For comparison, Olympic gold medalists Mikaela Shiffrin and Lindsey Vonn scored their first points in their fourth and 12th starts, respectively.
“It was just a magical night,” Lapanja said. “It was such a cool feeling to come down to the World Cup and really feel like I belonged there. This is what I love to do; I love the atmosphere, I love the energy, I love being on that international stage and performing.
“I wasn’t worried about having a mistaken-ridden run; all I wanted to do was go for it. I was a child in Aspen. In Flachau, I had grown up.”
THE NEXT STEP
Riding the momentum of last season’s leap, Lapanja, continually seeking the next obstacle, has her sights set on raising the bar once again this 2016-17 season and beyond.
“My biggest goals are to be competitive on the World Cup circuit,” she said. “Start to really rank myself in the top 15, top 10, top 5 and eventually top 3 and start getting World Cup podiums and winning World Cup races.”
One of her coaches, Karin Harjo, a World Cup women’s tech assistant coach, feels Lapanja has what it takes to work her way up the ranks season after season.
“She’s definitely extremely competitive, which you need to be,” Harjo said. “She just has the will to never give up and always pursue the best. She’s got the speed, she’s got the strength. Now, having a full summer of prep, not only in the gym but also on the snow, I just see her getting better and faster. I’m really excited for her to turn some heads this season.”

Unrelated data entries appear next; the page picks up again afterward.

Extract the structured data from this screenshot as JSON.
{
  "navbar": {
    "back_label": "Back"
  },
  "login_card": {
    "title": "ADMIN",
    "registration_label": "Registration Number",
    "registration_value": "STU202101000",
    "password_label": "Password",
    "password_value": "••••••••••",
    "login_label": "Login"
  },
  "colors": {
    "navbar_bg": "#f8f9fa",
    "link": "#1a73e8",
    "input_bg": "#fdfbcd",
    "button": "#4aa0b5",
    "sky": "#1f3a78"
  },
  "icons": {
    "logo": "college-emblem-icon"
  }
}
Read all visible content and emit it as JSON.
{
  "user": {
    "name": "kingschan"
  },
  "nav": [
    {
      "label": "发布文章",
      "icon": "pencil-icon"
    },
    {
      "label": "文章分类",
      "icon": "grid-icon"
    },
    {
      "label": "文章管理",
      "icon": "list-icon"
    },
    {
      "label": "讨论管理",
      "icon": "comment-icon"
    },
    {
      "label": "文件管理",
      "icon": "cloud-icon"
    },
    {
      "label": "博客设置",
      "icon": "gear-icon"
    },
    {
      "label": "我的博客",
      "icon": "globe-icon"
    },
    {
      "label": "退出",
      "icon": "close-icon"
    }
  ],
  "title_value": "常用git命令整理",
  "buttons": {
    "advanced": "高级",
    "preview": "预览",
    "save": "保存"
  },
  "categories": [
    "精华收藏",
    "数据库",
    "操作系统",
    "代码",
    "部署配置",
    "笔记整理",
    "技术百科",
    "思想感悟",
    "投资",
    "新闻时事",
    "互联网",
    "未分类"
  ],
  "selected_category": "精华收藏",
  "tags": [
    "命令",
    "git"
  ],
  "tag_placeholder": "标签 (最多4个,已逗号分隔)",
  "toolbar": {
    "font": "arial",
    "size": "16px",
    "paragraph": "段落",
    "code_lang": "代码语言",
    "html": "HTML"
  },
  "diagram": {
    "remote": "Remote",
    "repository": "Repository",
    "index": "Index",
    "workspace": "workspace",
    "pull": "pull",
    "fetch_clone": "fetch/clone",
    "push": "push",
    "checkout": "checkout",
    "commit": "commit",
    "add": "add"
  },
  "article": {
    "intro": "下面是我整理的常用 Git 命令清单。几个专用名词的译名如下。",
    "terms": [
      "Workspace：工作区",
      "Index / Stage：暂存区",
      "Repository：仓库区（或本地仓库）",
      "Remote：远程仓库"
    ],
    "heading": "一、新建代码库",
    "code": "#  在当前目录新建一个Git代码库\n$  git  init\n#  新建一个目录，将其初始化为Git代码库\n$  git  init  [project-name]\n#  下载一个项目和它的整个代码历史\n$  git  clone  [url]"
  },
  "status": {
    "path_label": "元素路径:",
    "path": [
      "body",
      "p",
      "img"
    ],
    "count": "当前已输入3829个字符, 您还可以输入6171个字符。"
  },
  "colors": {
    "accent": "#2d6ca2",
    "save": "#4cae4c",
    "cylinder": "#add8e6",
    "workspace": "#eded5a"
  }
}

Lapanja is especially eager to do that at a certain location this season, a place that hasn’t hosted World Cup skiing since 1969, her own backyard: Squaw Valley.
The Audi FIS World Cup races at Squaw Valley will consist of a women’s giant slalom on Friday, March 10, 2017 and a women’s slalom on Saturday, March 11, 2017.
“I’m super excited for it, I can’t wait for Squaw,” said Lapanja, who’s no stranger to making the podium at Squaw Valley. In 2014, at the U.S. Alpine Championships, she claimed the junior slalom title and took third overall. “I’m going to come to Squaw and, I don’t know what’s going to happen, but I have big goals and I want people in this region to come support me and our other American athletes and just see how cool World Cup racing can be.”
Moreover, Lapanja is hoping the World Cup races at Squaw Valley bring out a lot of young wide-eyed skiers who have dreams, just as she did once upon a time, of racing for the U.S. Ski Team.
“I think it’s about time this region gets an event like this,” Lapanja said. “It’s time to inspire the next generation that’s 5-10 years below me right now. To be able to be that close to the best in the world in our sport is so cool and something I never got to experience at that age. To be able to give that to them, the aspiring little skiers, and the people who’ve grown up with skiing, I think is going to be one of the biggest accomplishments.”